The Commonwealth of Virginia has long been the model for many laws passed by my native Commonwealth of Kentucky. Now they’re on the cutting edge of SPAM, no pun necessarily intended.
Virginia was the first state, or commonwealth, to pass a law against spamming. Now they’re the first state to have their law struck down.
In 2004, Jeremy Jaynes, an alleged spammer, was conviced of a felony under Virginia’s anti-spam law for sending millions of alleged spam e-mail messages. Jaynes said the law violated his First Amendment right of freedom of speech, as well as his protection to “express” his political and religious views via e-mail.
Jaynes’ trial occurred in Loudoun County, Virginia, because that is the situs of the AOL servers he used to send the spam. Last Friday, the Virginia Supreme Court overturned his conviction, saying that Virginia’s law is unconstitutionally broad.
On December 16, 2003, President George W. Bush signed into law the CAN-SPAM Act (15 U.S.C. 7701, et seq). That law sought to establish the first U.S. standards for sending commercial e-mail. It requires the Federal Trade Commission to enforce its provisions. The acronym, CAN-SPAM, comes from the full name of the law, which is “Controlling the Assault of Non-Solicited Pornography And Marketing Act of 2003.”

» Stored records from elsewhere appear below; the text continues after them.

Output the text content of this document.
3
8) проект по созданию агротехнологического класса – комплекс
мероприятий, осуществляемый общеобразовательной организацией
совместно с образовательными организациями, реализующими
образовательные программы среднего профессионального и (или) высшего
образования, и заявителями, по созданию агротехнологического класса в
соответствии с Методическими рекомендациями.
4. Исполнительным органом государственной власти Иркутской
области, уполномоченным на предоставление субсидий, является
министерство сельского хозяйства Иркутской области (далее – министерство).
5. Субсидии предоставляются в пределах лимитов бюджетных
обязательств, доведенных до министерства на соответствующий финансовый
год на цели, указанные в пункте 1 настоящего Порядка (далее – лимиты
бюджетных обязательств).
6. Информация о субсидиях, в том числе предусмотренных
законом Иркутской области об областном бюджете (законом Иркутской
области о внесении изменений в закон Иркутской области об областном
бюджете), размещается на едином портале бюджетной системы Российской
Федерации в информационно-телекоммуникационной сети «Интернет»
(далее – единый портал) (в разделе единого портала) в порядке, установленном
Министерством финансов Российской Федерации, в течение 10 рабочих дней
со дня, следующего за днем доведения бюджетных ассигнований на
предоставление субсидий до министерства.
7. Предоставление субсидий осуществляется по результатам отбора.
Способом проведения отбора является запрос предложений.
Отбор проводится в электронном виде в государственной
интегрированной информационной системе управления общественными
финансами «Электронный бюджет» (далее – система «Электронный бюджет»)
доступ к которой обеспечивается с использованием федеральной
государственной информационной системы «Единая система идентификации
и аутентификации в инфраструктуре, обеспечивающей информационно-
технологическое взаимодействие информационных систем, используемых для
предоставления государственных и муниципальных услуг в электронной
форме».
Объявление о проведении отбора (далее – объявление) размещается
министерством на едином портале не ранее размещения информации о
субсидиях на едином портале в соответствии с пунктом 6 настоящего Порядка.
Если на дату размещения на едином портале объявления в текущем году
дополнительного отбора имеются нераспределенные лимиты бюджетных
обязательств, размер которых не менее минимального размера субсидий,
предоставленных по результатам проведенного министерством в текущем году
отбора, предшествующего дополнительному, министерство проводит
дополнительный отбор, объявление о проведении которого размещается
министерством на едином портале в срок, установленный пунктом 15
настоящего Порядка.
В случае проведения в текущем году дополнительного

Some spammers fondly refer to that Act as the “YOU-CAN-SPAM” Act because the legislation doesn’t require e-mailers to get permission before they send their e-mail. The law, under pre-emption thoery, arguably prevents states from enacting stronger anti-spam legislation, and prohibits individuals who receive spam from suing spammers. Some statistics, such as those showing less than one percent of spam complied with the Act in 2004, indicate the legislation has been essentially unenforced.